Stolen Masterpiece The Journey of Leonardo’s Tavola Doria Ends
From Naples to Switzerland then Germany and Japan and back to Italy, the journey of Leonardo’s “Tavola Doria” reads like a gap year itinerary. After being stolen from a family in Naples in 1960, this elusive work is finally making a return to its home country.
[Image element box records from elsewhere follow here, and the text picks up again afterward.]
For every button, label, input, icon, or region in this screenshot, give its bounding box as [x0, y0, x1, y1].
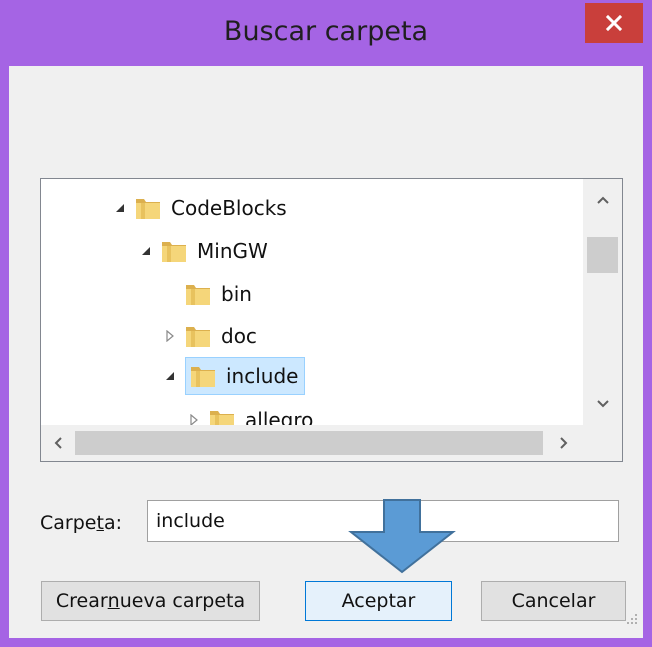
- folder-icon: [162, 242, 186, 262]
- folder-icon: [136, 199, 160, 219]
- chevron-left-icon: [54, 437, 62, 449]
- expanded-arrow-icon[interactable]: [137, 242, 155, 260]
- tree-item-label: include: [226, 364, 299, 388]
- vertical-scroll-thumb[interactable]: [587, 237, 618, 273]
- tree-item-label: MinGW: [197, 239, 268, 263]
- label-accelerator: t: [96, 512, 104, 534]
- tree-item-label: doc: [221, 324, 257, 348]
- horizontal-scroll-thumb[interactable]: [75, 431, 543, 455]
- button-text: Crear: [55, 590, 108, 612]
- folder-icon: [191, 367, 215, 387]
- tree-item-doc[interactable]: doc: [161, 319, 257, 353]
- folder-browser-dialog: Buscar carpeta CodeBlocks MinGW bin doc …: [0, 0, 652, 647]
- scroll-down-button[interactable]: [583, 387, 622, 421]
- button-text: ueva carpeta: [119, 590, 246, 612]
- expanded-arrow-icon[interactable]: [161, 367, 179, 385]
- folder-field-label: Carpeta:: [40, 512, 122, 534]
- tree-item-bin[interactable]: bin: [161, 277, 252, 311]
- cancel-button[interactable]: Cancelar: [481, 581, 626, 621]
- collapsed-arrow-icon[interactable]: [161, 327, 179, 345]
- scrollbar-corner: [583, 425, 622, 461]
- chevron-up-icon: [596, 196, 609, 204]
- new-folder-button[interactable]: Crear n ueva carpeta: [41, 581, 260, 621]
- scroll-left-button[interactable]: [41, 425, 75, 461]
- expander-placeholder: [161, 285, 179, 303]
- folder-icon: [186, 327, 210, 347]
- label-text: Carpe: [40, 512, 97, 534]
- vertical-scrollbar[interactable]: [583, 179, 622, 425]
- horizontal-scrollbar[interactable]: [41, 425, 583, 461]
- down-arrow-icon: [348, 499, 456, 574]
- scroll-up-button[interactable]: [583, 183, 622, 217]
- tree-item-label: bin: [221, 282, 252, 306]
- close-button[interactable]: [585, 3, 643, 43]
- dialog-body: CodeBlocks MinGW bin doc include allegro…: [9, 66, 643, 638]
- tree-item-include[interactable]: include: [161, 357, 306, 395]
- expanded-arrow-icon[interactable]: [111, 199, 129, 217]
- button-accelerator: n: [107, 590, 120, 612]
- resize-grip-icon[interactable]: [623, 610, 639, 626]
- tree-item-codeblocks[interactable]: CodeBlocks: [111, 191, 287, 225]
- accept-button[interactable]: Aceptar: [305, 581, 452, 621]
- folder-icon: [186, 285, 210, 305]
- title-bar[interactable]: Buscar carpeta: [0, 0, 652, 66]
- folder-tree[interactable]: CodeBlocks MinGW bin doc include allegro: [40, 178, 623, 462]
- chevron-right-icon: [560, 437, 568, 449]
- close-icon: [605, 14, 623, 32]
- scroll-right-button[interactable]: [547, 425, 581, 461]
- chevron-down-icon: [596, 400, 609, 408]
- dialog-title: Buscar carpeta: [223, 16, 429, 47]
- tree-item-mingw[interactable]: MinGW: [137, 234, 268, 268]
- label-text: a:: [103, 512, 122, 534]
- tree-item-label: CodeBlocks: [171, 196, 287, 220]
- selected-item-highlight[interactable]: include: [185, 357, 306, 395]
Leonardo da Vinci is arguably one of the greatest minds the world has seen, but his artistic output consists primarily of sketches and incomplete works. The Tavola Doria is shrouded in uncertainty, like many of Leonardo’s works, but it is thought to be a panel from a wall-painting in the Palazzo Vecchio in Florence. The painting, dating from 1505, depicts a scene from the mid-fifteenth century battle known as the Battle of Anghiari. The oil on panel work features a group of horsemen engaged in a fierce battle. The work is question is likely not by Leonardo’s own hand but rather a near contemporaneous copy. The theft of the panel is just the latest in the series of mysteries surrounding the great Renaissance master. The wall where the original was meant to be placed now holds a work by Giorgio Vasari and scholars debate whether Leonardo’s famed battle fresco is actually still underneath Vasari’s work.
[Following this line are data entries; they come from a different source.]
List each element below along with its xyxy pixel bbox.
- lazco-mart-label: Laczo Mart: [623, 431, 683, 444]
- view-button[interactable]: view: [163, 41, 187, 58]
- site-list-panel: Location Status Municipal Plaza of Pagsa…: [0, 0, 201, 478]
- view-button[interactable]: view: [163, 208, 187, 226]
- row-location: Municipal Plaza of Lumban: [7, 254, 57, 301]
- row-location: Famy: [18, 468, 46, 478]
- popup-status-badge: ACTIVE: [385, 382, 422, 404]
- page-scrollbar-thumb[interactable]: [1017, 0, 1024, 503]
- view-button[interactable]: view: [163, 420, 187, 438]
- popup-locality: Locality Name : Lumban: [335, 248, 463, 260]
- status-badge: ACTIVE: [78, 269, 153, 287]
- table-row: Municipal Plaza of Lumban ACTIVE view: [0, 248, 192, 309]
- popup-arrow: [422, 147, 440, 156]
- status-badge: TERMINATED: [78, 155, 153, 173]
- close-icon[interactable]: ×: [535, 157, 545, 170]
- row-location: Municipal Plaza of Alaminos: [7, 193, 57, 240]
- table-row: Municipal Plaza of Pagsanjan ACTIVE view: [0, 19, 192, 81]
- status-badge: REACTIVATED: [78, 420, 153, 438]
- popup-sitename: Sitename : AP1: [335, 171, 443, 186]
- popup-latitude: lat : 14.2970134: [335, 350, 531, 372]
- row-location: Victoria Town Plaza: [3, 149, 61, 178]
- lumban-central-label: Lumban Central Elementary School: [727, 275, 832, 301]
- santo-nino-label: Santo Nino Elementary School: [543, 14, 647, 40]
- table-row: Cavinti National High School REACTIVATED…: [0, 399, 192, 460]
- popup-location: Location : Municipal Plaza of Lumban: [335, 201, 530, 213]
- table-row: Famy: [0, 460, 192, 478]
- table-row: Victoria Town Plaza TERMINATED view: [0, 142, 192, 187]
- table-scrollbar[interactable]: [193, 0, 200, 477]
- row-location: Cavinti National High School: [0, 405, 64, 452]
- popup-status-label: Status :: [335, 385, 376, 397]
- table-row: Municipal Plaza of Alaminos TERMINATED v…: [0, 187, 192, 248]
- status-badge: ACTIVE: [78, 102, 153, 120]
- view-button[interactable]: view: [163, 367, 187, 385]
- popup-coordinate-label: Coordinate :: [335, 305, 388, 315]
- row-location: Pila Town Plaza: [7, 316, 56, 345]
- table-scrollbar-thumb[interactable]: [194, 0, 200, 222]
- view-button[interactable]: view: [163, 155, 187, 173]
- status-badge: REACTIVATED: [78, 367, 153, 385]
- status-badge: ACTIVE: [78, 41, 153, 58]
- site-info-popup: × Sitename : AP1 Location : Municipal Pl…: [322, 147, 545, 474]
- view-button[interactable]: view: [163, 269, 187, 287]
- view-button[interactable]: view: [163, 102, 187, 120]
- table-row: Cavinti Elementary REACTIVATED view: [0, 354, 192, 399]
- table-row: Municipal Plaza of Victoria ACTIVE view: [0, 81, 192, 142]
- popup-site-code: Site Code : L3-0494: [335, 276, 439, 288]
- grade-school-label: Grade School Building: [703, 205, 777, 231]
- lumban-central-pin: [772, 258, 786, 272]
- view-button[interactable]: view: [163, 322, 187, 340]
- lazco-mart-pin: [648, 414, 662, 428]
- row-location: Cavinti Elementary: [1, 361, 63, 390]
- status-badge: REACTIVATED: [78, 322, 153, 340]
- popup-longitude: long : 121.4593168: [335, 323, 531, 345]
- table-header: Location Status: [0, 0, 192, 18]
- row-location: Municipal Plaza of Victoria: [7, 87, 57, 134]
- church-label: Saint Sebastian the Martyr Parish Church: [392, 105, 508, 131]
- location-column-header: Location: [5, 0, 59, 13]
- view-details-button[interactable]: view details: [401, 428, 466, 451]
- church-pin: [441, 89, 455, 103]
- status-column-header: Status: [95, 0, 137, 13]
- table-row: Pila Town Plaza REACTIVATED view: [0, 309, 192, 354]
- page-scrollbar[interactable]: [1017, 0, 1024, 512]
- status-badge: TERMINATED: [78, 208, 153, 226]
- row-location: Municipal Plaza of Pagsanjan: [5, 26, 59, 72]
The Tavola Doria was stolen from a Neapolitan family in 1940 where is traveled via black market dealings into Switzerland. It has been documented that the piece was in Germany during the 1960s undergoing restoration before going to New York and subsequently Japan. Little is known regarding the theft and much detective work has been done to retrace its steps. In 1992 the painting was rediscovered in Japan for the past two decades, Japanese and Italian officials have been in discussion as to the fate of the work. This week the Tavola Doria has been put on display at the Quirinale Palace, the home of Italian President, Giorgio Napolitano. Early in the new year the panel will move to a more permanent place in the Uffizi Gallery. The arrangements with the Tokyo Fuji Art Museum call for a 26-year joint ownership of the work, though the fate after this point is yet to be determined.